Genova also worked with the Alzheimer’s Association to craft a five-page discussion guide that comes at the end of her book. Shew has become a key advocate for people with the disease who talks about the issue on daytime television shows, news broadcasts and at events like the Oregon chapter’s 2012 McGinty Conference on Alzheimer’s, where she delivered the keynote address and met with the conference’s attendees.

Holland said she bought a several copies of “Still Alice’ after Genova’s appearance three years ago so she can give it to people who are dealing with a new diagnoses of Alzheimer’s disease, or suspect they may have it, and have questions about what their future might hold.

She is looking forward to seeing the movie version of “Still Alice’ because Moore put a lot of research into her portrayal of Alice Howland and spent time shadowing a member of the association’s advisory council who developed Alzheimer’s at an early age.

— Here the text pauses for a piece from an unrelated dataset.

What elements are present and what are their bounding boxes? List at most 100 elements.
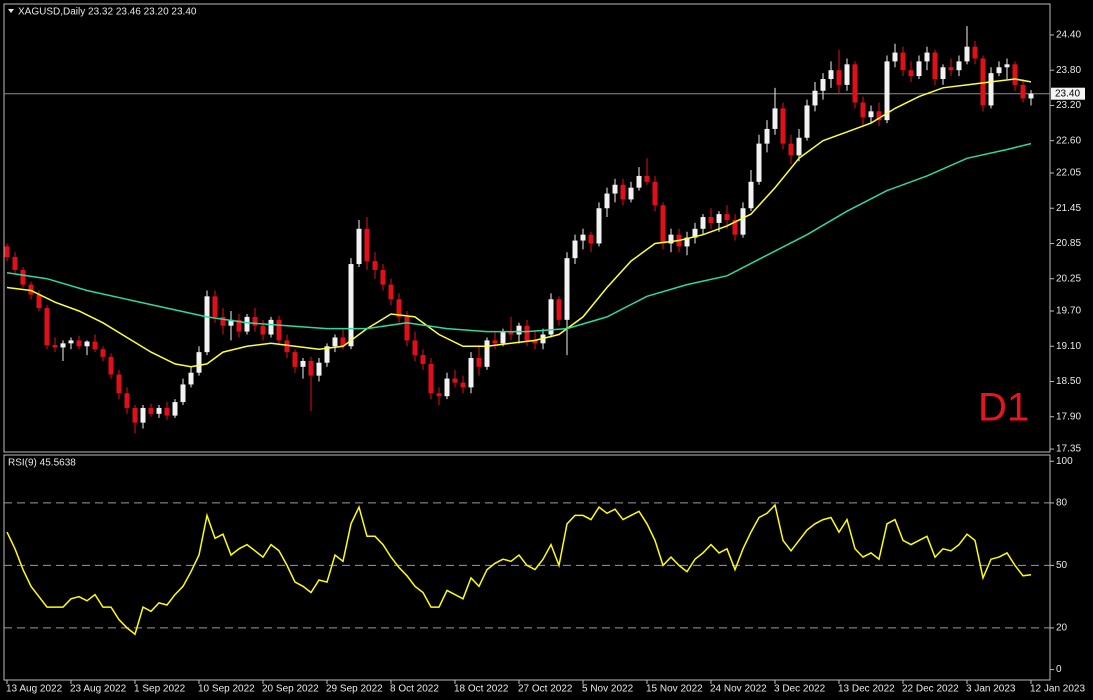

“Julianne Moore is great and I’m excited to see what she does,’ Holland said. “Our hope is definitely that (her role in this movie) increases the awareness around Alzheimer’s disease. … Any time you raise awareness you’re going to get people involved.’

Jones is also excited to see the film because she thinks that it well describes what it is like to have Alzheimer’s in a way most people with the disease can no longer express. She feels this way about Genova’s book, which a friend gave her about six or seven years ago, even though it paints a depressing picture of the future that lies ahead.

“I know what’s going to happen,’ Jones said as she glossed over passages where Alice Howland doesn’t recognize the person’s she’s become, makes plans to commit suicide and forgets her children’s’ names. “There isn’t a cure. I will die of Alzheimer’s or an Alzheimer’s related condition.”